Gentrification Symptoms & Pretend-Creative Economy Reporter

At the new “community wellness” sauna on a side street in Wedding, a local councilman was seen last week discussing rent control while wrapped in a towel, a posture that made his conviction look negotiable and his knees look municipal. The room was full of the usual converts: nonprofit men with soft forearms and harder opinions, startup spiritualists pretending their Slack channels were retreat centers, and a few residents who had come for relief and stayed for the spectacle of people paying premium prices to sweat through their guilt.
The place opened with the kind of language that makes developers moist with relief. Inclusion. Belonging. Access. Healing. A blackboard at the counter promised “sliding-scale solidarity,” which in this city means anyone can be welcomed as long as they can still be charged. By early evening, the steam room had become a symposium on housing policy, and every sentence sounded like it had been sourced from a café, a grant application, and a breakup. One man from a district committee explained that the city needed “more breathing room,” then took up nearly all of it.
“People want to be seen doing the right thing without actually living next to it,” said Kemal Yilmaz, who runs a nearby bakery and asked to be identified because he does not want his name attached to another group of men in linen discussing solidarity like it is a monthly subscription. “They call it community.
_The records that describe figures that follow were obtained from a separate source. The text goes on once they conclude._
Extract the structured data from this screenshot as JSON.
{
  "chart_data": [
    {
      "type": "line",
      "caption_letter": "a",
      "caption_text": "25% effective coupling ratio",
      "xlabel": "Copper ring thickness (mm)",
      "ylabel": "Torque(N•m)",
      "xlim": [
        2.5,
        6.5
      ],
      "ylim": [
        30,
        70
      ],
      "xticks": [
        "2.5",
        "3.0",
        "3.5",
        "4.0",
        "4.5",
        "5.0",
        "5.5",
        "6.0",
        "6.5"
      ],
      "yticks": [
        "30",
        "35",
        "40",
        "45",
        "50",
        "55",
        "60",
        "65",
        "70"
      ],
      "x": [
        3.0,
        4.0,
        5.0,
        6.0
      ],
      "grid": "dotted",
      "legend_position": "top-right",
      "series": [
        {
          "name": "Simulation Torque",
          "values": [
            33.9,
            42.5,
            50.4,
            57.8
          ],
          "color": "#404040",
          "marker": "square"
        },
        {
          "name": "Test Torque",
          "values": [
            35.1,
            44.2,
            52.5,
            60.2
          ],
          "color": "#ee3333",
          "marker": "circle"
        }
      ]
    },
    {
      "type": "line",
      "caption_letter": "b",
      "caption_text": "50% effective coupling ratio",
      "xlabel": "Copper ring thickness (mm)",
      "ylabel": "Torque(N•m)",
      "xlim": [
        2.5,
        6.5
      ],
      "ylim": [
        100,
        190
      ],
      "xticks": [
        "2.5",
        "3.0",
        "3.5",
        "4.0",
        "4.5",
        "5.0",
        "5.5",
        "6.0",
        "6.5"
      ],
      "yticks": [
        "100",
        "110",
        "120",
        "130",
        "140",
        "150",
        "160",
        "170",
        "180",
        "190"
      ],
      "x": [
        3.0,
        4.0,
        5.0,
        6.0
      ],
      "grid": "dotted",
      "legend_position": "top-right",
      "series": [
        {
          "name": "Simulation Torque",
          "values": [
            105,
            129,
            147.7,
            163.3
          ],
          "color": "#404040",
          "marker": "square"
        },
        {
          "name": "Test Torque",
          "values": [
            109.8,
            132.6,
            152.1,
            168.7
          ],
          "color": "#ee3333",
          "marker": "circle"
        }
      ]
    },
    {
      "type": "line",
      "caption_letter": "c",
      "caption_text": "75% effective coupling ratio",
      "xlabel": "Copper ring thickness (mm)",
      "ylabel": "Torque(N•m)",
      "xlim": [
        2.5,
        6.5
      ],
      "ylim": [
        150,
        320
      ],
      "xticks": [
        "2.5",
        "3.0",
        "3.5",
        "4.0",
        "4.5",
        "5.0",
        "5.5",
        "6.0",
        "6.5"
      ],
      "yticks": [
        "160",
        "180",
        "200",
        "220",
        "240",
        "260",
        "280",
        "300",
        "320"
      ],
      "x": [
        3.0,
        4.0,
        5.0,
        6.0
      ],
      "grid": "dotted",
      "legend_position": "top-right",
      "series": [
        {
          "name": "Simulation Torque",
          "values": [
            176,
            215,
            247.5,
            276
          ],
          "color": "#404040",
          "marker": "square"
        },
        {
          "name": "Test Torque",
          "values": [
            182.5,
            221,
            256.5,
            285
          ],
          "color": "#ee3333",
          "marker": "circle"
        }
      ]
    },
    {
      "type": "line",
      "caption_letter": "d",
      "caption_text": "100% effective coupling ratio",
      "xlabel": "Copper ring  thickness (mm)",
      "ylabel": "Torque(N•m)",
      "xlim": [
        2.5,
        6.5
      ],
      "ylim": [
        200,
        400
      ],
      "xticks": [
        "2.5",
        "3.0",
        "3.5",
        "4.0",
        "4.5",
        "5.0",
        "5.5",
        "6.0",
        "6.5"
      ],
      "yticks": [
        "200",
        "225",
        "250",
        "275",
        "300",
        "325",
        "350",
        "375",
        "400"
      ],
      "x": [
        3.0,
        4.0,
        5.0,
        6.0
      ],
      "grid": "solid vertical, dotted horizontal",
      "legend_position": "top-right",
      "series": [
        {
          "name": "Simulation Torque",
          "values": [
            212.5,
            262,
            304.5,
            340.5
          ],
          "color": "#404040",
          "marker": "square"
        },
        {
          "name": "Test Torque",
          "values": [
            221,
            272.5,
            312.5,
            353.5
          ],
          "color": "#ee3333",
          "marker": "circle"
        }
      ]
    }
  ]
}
The rent goes up, the Turkish shops get squeezed, and suddenly they are all very tender about inclusion. Tender is easy when somebody else is paying the bill.”
Inside, the politics were as damp as the towels. A Green borough aide praised the project for “opening dialogue,” which in Berlin usually means moving a moral burden from one room to another. A left-wing organizer called it “anti-capitalist wellness,” a phrase so well scrubbed it could have been lifted from a Scandinavian crime novel. Meanwhile, a former startup founder said the sauna offered “space for reflection,” which is what people say when they want to be forgiven before they have changed anything.
The district office said it had not approved any special housing policy at the venue, though a spokesperson admitted the operators had applied for a cultural use permit and a noise exemption for “intergenerational exchange.” Residents on the block were less impressed. They complained not only about the price of entry but about the new ritual of affluent remorse arriving in a clean robe and leaving with the old neighborhood still on the hook.
By closing time, the councilman had endorsed “balanced measures,” the standard phrase for doing nothing with a straight back. Outside, the Turkish grocer next door was still open, fluorescent and unbothered, selling onions to people who do not need a manifesto to understand scarcity. The sauna will reopen this weekend. Neighbors are already bracing for another queue of men who would like to save the neighborhood after brunch and before their next identity crisis.